A high-quality domain-oriented dataset is crucial for the domain-specific named entity recognition (NER) task. In this study, we introduce a novel education-oriented Chinese NER dataset (EduNER). To provide representative and diverse training data, we collect data from multiple sources, including textbooks, academic papers, and education-related web pages. The collected documents span ten years (2012-2021). A team of domain experts is invited to accomplish the education NER schema definition, and a group of trained annotators is hired to complete the annotation. A collaborative labeling platform is built for accelerating human annotation. The constructed EduNER dataset includes 16 entity types, 11k+ sentences, and 35,731 entities. We conduct a thorough statistical analysis of EduNER and summarize its distinctive characteristics by comparing it with eight open-domain or domain-specific NER datasets. Sixteen state-of-the-art models are further utilized for NER tasks validation. The experimental results can enlighten further exploration. To the best of our knowledge, EduNER is the first publicly available dataset for NER task in the education domain, which may promote the development of education-oriented NER models.

Abstract Image

查看原文本刊更多论文

EduNER：一个用于教育研究的中文命名实体识别数据集。

高质量的面向领域的数据集对于特定领域的命名实体识别（NER）任务至关重要。在本研究中，我们介绍了一个新的面向教育的中国净入学率数据集（EduNER）。为了提供具有代表性和多样性的培训数据，我们从多个来源收集数据，包括教科书、学术论文和教育相关网页。收集的文件跨度为十年（2012-2021）。邀请一个领域专家团队来完成教育NER模式定义，并聘请一组训练有素的注释人员来完成注释。建立了一个协作标签平台，用于加速人工标注。构建的EduNER数据集包括16个实体类型、11k多个句子和35731个实体。我们对EduNER进行了全面的统计分析，并通过将其与八个开放领域或特定领域的NER数据集进行比较，总结了其独特特征。16个最先进的模型被进一步用于NER任务验证。实验结果对进一步的探索具有一定的启示意义。据我们所知，EduNER是教育领域第一个公开的NER任务数据集，这可能会促进面向教育的NER模型的发展。

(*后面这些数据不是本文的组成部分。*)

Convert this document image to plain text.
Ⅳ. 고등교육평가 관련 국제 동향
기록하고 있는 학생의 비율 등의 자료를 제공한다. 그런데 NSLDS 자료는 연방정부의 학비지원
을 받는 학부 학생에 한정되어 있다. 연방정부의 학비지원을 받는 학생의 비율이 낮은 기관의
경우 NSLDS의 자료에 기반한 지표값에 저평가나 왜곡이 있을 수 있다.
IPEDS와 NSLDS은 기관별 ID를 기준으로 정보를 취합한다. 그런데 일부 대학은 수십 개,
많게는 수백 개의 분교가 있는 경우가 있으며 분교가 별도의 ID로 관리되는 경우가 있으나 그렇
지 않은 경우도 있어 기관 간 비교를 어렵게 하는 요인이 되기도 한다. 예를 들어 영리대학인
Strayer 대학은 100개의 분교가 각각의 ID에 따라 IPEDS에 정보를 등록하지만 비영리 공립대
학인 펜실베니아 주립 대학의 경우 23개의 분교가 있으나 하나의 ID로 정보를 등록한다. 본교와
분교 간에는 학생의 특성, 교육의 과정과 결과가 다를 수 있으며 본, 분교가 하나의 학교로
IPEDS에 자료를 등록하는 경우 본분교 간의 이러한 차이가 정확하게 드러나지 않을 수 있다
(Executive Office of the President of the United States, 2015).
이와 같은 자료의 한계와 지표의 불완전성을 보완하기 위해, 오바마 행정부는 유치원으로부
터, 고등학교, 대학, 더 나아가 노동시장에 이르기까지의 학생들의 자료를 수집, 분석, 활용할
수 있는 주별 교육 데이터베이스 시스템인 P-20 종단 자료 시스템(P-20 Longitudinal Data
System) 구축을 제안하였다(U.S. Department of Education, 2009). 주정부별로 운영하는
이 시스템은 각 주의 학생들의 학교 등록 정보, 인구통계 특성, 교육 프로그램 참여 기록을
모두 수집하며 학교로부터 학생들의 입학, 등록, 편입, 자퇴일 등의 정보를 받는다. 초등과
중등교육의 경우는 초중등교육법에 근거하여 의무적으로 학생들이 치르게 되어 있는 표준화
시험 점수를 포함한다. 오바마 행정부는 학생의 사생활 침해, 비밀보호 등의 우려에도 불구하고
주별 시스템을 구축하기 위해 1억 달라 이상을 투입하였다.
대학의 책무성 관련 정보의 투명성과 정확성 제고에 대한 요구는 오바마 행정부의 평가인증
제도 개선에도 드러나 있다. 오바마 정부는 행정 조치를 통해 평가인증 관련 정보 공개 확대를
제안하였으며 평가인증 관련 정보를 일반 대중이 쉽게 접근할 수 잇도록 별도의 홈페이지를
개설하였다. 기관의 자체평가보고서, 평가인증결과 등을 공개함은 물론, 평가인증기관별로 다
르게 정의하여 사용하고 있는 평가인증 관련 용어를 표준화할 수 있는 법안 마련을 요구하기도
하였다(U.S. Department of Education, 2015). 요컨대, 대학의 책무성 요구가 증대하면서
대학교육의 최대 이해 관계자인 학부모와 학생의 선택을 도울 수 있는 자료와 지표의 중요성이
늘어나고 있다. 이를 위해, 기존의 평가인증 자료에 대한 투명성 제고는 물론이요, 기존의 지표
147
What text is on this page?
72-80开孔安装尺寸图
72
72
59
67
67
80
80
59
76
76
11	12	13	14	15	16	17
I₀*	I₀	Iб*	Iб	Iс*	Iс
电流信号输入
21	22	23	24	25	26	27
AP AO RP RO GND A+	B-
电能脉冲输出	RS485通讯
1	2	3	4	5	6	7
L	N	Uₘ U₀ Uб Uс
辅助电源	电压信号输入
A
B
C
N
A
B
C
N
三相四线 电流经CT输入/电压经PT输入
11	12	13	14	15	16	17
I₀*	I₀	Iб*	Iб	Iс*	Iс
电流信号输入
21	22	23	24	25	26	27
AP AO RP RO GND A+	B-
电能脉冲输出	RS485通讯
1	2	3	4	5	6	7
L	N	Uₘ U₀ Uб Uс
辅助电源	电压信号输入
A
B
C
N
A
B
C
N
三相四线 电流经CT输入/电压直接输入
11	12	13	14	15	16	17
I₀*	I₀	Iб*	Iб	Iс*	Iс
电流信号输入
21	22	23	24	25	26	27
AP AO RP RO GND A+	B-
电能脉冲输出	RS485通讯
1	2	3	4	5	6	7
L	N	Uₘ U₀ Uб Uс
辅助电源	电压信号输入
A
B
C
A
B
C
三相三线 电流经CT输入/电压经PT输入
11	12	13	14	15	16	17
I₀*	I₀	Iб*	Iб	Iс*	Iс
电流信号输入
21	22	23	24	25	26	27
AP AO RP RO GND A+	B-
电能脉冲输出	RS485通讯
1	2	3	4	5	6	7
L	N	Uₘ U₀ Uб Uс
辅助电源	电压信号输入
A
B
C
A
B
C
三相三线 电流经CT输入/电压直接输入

本文章由计算机程序翻译，如有差异，请以英文原文为准。

求助全文

约1分钟内获得全文求助全文

来源期刊

Neural Computing & Applications 工程技术-计算机：人工智能

CiteScore

11.40

自引率

8.30%

发文量

1280

审稿时长

6.9 months

期刊介绍： Neural Computing & Applications is an international journal which publishes original research and other information in the field of practical applications of neural computing and related techniques such as genetic algorithms, fuzzy logic and neuro-fuzzy systems. All items relevant to building practical systems are within its scope, including but not limited to: -adaptive computing- algorithms- applicable neural networks theory- applied statistics- architectures- artificial intelligence- benchmarks- case histories of innovative applications- fuzzy logic- genetic algorithms- hardware implementations- hybrid intelligent systems- intelligent agents- intelligent control systems- intelligent diagnostics- intelligent forecasting- machine learning- neural networks- neuro-fuzzy systems- pattern recognition- performance measures- self-learning systems- software simulations- supervised and unsupervised learning methods- system engineering and integration. Featured contributions fall into several categories: Original Articles, Review Articles, Book Reviews and Announcements.